On this background, the macroevolutionary behavior of the deep sea fauna is particularly interesting. For Darwin, the deep sea was a zone, in which animals could not live due to lightlessness, extreme pressures, low temperature and the lack of photosynthetic primary production. Modern deep-sea research has revised this picture. The biggest surprise, however, was the unbelievable diversity and monstrosity of this fauna — a Golden Biotope in spite of unfavorable conditions and low population densities. Howard Sander’s time stability hypothesis accounts for this paradox The large number of “living fossils” in this biotope supports his view.

Natural Selection: intrinsic and extrinsic factors ANTONIO GARCIA-BELLIDO

Evolution offers the most beautiful perspective of Biology. The appropriated focus to study of evolution is to analyze its beginning in contrast with the current approach from the end results, the present forms. Darwin and Wallace only contemplated a post-Cambrian scenario, where diversity prevails over complexity and Natural selection is clearly operative.

When we contemplate evolution from the beginning we uncover invariant principles. They are explicit in different levels of organic complexity or in their orthogonal expansion manifested in diversity. Both cooperation and conflict are at work in these processes. The outcome is maximal energetic efficiency in molecular interactions. In such interactions coupling of elements takes place by molecular recognition with minimal loss of free energy, quasi-maximal molecular matching. This is what maintains together the biological world. Hereditary amplification is based on molecular copying and leads to the spreading of mutational novelties. Energy transaction pathways incorporate new partners and thus gain energetic efficiency. Molecular recognition, on the other hand represents inertia to variation. It is an evolutionary constraint, from which only iterations and combinations allows for novelty. Novelty also results from genetic transfer among species, sex, haplodiploidy and recombinant variations.

Evolution uses combinations of molecular modules, both stable and transient, in genetic interactions, to generate morphologies. These combinations allow for an increase in degrees of freedom, thus providing organisms with tolerance to changes in the external world. Physiological efficiency more than final observable forms appears to be the subject of selection and evolution.

We will here explore how much short-term, adaptive, immediate and “externally” driven in contrast with long-term, parsimonious, cumulative and “internally” driven selection operate in Evolution.

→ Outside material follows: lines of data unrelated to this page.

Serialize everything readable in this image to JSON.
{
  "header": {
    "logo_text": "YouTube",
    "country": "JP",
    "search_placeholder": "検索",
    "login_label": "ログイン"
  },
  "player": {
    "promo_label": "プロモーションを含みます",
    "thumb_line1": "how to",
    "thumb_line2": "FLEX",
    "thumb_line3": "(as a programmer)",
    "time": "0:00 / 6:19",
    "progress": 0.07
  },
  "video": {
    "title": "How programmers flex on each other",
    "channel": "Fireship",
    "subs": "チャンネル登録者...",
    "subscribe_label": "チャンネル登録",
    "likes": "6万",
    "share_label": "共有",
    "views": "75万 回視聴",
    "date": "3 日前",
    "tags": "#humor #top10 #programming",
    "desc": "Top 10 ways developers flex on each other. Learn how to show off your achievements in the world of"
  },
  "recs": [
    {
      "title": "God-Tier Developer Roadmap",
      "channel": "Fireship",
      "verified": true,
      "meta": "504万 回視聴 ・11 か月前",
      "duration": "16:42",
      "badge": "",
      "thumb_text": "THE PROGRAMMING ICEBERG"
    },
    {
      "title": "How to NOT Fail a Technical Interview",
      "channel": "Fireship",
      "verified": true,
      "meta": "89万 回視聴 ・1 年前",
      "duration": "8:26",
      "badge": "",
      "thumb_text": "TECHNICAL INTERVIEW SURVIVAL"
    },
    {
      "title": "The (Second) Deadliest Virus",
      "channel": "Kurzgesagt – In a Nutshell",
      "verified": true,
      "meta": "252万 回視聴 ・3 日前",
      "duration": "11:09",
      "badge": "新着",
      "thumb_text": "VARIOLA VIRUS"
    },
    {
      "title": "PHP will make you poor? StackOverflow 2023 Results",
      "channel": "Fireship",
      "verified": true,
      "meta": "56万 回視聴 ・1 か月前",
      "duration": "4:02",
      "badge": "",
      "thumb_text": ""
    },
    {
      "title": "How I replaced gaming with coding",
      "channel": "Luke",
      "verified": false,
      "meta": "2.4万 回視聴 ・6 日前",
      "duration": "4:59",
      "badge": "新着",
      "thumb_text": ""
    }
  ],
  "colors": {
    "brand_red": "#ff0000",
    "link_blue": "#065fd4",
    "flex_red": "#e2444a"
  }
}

Whereas long-term selection dominates the changes in levels of complexity, short-term selection prevails in the generation of diversity in different complexity levels.

Fossil links JUAN LUIS ARSUAGA

In the distant future I see open fields for far more important researches. Psychology will be based on a new foundation, that of the necessary acquirement of each mental power and capacity by gradation. Light will be thrown on the origin of man and his history”. So wrote Charles Darwin 150 years ago in “On the origin of Species”.

We are unique and alone now in the world. There is no other animal species that truly resembles our own. A physical and mental chasm separates us from all other living creatures. There is no other bipedal mammal. No other mammal controls and uses fire, write books, travels in space, paints portraits, or prays. This is not a question of degree. It is all or nothing: there is no semi-bipedal animal, none that makes only small fires, writes only short sentences, builds only rudimentary spaceships, draws just a little bit or prays just occasionally.

Darwin needed links, transitional forms, either living or fossil, to fill the gap between the great biological groups, and especially between human and apes. By 1859 the Neanderthals had already been discovered, but Darwin did not see them as the desired missing links. They were too human.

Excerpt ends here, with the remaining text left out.